- Directed by: Rúnar Rúnarsson
- Written by: Rúnar Rúnarsson
- Produced by: Friðrik Þór Friðriksson Skuli Fr. Malmquist Þórir Snær Sigurjónsson
- Starring: Jón Sigurbjörnsson Kristjana Vagnsdóttir Ólafía Hrönn Jónsdóttir
- Cinematography: Magni Ágústsson
- Edited by: Sigurbjörg Jónsdóttir
- Music by: Kjartan Sveinsson
- Production company: Zik Zak Filmworks
- Release date: 2004;
- Running time: 18 minutes
- Country: Iceland
- Language: Icelandic

= The Last Farm =

The Last Farm (Icelandic: Síðasti bærinn) is a 2004 Icelandic short drama film written and directed by Rúnar Rúnarsson. It stars Jón Sigurbjörnsson, Kristjana Vagnsdóttir, and Ólafía Hrönn Jónsdóttir.

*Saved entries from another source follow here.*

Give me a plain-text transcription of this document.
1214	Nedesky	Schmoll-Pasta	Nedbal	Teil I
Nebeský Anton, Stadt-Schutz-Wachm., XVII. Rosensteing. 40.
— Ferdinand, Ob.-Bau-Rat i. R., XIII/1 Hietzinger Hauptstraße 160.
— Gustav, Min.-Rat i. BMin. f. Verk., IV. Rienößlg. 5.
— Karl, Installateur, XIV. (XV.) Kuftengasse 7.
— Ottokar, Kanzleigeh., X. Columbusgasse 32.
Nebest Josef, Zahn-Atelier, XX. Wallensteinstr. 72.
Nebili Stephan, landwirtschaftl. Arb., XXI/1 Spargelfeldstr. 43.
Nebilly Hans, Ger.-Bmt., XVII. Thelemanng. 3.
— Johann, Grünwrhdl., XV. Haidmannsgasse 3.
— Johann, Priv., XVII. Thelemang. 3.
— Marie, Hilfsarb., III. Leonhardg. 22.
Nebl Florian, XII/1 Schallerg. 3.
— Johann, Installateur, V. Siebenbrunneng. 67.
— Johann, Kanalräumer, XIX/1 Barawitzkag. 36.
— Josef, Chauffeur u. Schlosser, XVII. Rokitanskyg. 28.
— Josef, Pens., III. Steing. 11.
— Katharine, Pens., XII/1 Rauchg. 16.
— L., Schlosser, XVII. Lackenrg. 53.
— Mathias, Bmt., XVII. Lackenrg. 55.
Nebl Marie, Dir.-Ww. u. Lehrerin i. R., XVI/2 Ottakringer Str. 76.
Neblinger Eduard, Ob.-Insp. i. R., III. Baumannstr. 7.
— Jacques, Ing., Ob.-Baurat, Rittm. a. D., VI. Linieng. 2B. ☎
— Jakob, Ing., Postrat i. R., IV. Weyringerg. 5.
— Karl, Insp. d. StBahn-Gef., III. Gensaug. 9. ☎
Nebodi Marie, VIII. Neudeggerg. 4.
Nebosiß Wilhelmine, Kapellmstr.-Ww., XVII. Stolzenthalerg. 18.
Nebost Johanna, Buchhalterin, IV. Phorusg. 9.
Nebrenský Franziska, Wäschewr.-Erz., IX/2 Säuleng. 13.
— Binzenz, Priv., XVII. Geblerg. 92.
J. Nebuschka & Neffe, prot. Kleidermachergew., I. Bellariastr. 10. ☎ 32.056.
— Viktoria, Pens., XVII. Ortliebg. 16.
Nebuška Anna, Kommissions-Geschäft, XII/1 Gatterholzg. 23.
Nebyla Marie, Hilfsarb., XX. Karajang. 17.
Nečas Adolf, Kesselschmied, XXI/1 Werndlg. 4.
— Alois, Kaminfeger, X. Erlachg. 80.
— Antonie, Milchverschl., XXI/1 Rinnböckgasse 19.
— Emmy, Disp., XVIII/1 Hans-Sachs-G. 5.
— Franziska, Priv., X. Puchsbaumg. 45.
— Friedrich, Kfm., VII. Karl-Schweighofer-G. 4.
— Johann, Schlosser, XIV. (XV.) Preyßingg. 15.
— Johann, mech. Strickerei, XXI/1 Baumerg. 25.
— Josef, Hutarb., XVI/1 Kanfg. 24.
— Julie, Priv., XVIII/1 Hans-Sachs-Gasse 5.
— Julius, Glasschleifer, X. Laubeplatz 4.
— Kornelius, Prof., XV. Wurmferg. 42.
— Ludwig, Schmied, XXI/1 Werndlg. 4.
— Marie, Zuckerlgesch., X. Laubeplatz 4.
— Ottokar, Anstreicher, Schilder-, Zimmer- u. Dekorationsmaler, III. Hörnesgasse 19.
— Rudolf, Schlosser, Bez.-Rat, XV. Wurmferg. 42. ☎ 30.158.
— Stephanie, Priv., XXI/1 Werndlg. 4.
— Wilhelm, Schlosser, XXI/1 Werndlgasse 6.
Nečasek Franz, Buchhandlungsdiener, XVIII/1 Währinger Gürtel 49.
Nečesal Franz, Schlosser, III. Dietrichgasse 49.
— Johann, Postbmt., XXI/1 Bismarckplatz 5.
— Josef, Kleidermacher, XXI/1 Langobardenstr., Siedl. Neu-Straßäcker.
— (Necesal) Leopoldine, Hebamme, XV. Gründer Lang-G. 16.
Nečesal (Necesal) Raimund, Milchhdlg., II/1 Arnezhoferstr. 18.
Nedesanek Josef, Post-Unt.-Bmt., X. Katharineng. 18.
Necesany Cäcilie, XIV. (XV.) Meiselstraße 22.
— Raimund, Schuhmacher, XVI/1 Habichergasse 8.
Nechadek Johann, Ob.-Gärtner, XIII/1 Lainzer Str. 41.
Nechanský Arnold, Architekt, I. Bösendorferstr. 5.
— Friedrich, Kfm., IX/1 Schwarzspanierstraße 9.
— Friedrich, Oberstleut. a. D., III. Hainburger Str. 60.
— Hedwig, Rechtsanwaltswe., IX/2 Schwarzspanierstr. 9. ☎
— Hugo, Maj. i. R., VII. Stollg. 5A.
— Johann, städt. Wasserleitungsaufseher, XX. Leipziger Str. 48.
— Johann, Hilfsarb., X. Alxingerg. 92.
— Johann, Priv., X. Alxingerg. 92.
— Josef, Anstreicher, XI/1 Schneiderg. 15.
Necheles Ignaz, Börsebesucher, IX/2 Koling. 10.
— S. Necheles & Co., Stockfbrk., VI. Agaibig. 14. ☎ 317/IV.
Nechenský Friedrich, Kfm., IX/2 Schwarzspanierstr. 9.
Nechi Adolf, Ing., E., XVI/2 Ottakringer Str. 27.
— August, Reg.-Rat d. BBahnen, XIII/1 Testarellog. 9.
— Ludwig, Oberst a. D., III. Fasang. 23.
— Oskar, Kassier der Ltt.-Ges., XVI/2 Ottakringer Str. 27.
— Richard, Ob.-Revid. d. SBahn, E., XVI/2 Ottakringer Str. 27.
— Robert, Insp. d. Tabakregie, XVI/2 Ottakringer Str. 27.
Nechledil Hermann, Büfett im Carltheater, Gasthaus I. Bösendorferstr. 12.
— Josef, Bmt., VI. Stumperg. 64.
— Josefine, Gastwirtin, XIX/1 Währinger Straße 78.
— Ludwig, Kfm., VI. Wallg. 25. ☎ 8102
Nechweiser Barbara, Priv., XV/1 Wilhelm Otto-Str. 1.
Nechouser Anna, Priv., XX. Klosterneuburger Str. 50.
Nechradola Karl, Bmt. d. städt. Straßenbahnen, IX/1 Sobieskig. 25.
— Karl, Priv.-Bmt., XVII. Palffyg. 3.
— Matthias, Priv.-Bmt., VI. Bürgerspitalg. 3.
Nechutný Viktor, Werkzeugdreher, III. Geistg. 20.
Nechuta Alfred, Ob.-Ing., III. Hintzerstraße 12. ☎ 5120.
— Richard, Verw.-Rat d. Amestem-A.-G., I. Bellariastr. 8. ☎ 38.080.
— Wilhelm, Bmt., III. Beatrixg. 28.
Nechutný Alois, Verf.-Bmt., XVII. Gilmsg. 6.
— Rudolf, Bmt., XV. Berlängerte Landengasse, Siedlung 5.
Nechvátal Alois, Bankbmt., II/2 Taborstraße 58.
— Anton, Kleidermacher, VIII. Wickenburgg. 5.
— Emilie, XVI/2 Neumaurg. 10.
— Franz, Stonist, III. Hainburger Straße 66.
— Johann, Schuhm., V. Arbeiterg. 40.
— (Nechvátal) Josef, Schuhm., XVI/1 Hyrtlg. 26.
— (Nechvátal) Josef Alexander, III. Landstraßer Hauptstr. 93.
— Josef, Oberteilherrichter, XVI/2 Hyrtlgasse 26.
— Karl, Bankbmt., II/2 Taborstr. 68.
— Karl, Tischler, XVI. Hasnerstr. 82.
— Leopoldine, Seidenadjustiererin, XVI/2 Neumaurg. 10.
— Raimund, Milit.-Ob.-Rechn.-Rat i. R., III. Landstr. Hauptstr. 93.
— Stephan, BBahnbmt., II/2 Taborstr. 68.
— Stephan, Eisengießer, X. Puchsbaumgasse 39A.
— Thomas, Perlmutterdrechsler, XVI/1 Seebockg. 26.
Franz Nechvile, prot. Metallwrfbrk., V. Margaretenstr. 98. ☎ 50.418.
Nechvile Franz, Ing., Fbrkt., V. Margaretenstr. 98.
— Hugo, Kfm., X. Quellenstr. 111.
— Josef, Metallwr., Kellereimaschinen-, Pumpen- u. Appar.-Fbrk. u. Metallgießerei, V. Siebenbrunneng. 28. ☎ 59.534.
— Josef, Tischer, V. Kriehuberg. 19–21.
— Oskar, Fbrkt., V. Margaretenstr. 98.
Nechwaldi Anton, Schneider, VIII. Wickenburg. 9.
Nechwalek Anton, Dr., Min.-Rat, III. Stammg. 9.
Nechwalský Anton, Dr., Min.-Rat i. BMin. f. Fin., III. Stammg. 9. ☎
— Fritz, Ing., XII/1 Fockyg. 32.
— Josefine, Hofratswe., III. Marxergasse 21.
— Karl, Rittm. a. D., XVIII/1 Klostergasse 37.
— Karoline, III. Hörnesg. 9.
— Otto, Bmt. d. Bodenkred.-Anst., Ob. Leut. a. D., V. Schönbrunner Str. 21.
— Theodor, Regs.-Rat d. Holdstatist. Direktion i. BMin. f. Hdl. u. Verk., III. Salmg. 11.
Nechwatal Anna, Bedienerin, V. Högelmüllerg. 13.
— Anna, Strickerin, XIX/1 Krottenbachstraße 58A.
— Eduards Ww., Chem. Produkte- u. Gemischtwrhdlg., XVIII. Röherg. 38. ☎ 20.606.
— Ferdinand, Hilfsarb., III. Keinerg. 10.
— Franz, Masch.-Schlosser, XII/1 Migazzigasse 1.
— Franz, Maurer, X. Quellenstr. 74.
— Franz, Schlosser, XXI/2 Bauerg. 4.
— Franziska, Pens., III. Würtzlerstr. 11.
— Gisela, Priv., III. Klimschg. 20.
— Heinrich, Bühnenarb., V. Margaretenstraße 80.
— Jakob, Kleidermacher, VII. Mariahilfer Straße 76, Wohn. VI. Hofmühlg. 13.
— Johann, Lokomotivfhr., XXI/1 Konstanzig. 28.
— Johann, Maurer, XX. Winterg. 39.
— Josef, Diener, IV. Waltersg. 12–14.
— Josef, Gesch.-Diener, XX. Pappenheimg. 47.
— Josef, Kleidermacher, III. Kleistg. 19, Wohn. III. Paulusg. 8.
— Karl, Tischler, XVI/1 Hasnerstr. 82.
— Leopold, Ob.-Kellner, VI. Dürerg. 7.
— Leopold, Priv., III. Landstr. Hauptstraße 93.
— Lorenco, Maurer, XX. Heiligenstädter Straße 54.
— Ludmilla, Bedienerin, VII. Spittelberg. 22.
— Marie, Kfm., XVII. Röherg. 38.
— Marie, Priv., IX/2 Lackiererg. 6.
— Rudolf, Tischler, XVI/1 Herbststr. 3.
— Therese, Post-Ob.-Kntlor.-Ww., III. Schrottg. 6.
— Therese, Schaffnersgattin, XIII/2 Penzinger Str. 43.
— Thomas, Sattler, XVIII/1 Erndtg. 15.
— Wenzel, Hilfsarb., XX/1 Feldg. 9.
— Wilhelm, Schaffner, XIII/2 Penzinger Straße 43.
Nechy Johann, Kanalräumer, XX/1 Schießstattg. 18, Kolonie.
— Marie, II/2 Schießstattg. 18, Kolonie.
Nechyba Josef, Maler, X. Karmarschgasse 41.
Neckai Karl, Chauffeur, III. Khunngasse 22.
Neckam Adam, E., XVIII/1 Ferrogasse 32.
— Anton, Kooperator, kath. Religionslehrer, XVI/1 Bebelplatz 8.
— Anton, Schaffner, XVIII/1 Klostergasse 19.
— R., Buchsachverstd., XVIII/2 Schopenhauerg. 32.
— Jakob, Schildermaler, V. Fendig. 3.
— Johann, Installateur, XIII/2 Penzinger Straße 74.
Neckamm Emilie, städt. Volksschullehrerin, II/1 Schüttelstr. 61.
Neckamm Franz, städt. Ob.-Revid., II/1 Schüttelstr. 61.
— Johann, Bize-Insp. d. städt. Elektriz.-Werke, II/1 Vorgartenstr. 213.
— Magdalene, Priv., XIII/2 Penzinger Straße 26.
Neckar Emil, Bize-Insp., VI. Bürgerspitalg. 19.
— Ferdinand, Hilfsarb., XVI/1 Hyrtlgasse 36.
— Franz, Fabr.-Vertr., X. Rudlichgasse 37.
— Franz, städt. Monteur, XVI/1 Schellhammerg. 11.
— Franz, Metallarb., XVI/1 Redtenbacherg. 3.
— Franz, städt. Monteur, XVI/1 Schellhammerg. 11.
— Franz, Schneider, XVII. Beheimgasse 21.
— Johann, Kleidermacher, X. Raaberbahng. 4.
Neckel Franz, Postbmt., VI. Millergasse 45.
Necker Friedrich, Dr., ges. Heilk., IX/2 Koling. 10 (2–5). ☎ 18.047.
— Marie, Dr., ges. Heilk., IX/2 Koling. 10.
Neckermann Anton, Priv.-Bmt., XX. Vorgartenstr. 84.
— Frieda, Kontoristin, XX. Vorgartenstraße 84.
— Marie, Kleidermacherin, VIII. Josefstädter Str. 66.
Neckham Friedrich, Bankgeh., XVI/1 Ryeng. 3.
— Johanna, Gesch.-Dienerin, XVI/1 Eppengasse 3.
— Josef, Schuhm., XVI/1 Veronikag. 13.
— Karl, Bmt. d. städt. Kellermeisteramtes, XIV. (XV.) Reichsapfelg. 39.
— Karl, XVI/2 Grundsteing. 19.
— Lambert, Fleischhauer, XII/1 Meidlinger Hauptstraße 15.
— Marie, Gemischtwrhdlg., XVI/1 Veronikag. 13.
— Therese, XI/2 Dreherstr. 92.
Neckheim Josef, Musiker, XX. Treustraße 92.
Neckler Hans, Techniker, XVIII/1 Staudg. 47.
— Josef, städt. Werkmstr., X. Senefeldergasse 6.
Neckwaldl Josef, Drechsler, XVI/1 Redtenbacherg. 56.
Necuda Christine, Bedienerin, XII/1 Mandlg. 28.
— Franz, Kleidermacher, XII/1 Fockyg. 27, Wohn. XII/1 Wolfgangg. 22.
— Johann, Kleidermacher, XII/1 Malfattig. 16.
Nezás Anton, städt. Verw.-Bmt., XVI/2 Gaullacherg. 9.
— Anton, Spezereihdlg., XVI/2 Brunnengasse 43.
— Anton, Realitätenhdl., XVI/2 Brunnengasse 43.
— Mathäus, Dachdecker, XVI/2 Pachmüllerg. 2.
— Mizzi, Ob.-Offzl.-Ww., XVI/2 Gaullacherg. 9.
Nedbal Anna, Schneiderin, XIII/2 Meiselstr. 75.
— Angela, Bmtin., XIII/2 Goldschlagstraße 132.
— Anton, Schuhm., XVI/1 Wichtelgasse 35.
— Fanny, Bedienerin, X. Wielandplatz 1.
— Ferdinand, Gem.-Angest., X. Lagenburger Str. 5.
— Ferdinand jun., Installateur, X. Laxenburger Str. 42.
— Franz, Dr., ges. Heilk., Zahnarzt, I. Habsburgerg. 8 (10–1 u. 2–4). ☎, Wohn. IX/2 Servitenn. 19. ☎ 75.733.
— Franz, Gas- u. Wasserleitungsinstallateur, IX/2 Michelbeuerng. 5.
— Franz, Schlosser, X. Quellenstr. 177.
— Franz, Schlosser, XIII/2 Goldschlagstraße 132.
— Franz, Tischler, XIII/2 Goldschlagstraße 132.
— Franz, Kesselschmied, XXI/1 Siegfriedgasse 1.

The film was nominated for the 2005 Academy Award for Best Live Action Short Film.

== Plot ==
Lilja, the daughter of elderly farmer Hrafn and his wife Gróa, has decided that her parents should retire to a nursing home in the city. Hrafn convinces Lilja and local postman Jón that he has been working tirelessly due to the impending winter, hoping to finish some final chores at his remote farmhouse before he retires with Gróa; unbeknownst to anyone but Hrafn, Gróa recently died, and Hrafn has been preparing a grave for them both as he does not want to live without her. Lilja and family members arrive at the farmhouse some time later to take her parents to the city, only to find that Hrafn has already built a coffin for Gróa, put her body in it, dug the double grave, laid down next to the coffin, and buried himself alive by pulling a rope which caused dirt to fill the grave.

==Cast==
- Jón Sigurbjörnsson as Hrafn
- Kristjana Vagnsdóttir as Gróa
- Ólafía Hrönn Jónsdóttir as Lilja
- Kjartan Bjargmundsson as Unnar
- Arnheiður Steinþórsdóttir as Birta
- Siguður Skúlason as Jón

==Production==
The film was shot at an abandoned farm in the Westfjords of Iceland. It was scored by Kjartan Sveinsson, best known as the keyboardist for the rock band Sigur Rós.

==Reception and accolades==
The film was nominated for the 2005 Academy Award for Best Live Action Short Film. It won 12 other awards, including the 2004 Edda Award for Short Film of the Year, the ARTE Short Film Award and the Youth Jury Award at the 2006 Dresden Film Festival, and the Audience Award for Best Film at the 2006 FEST Youth Video and Film Festival.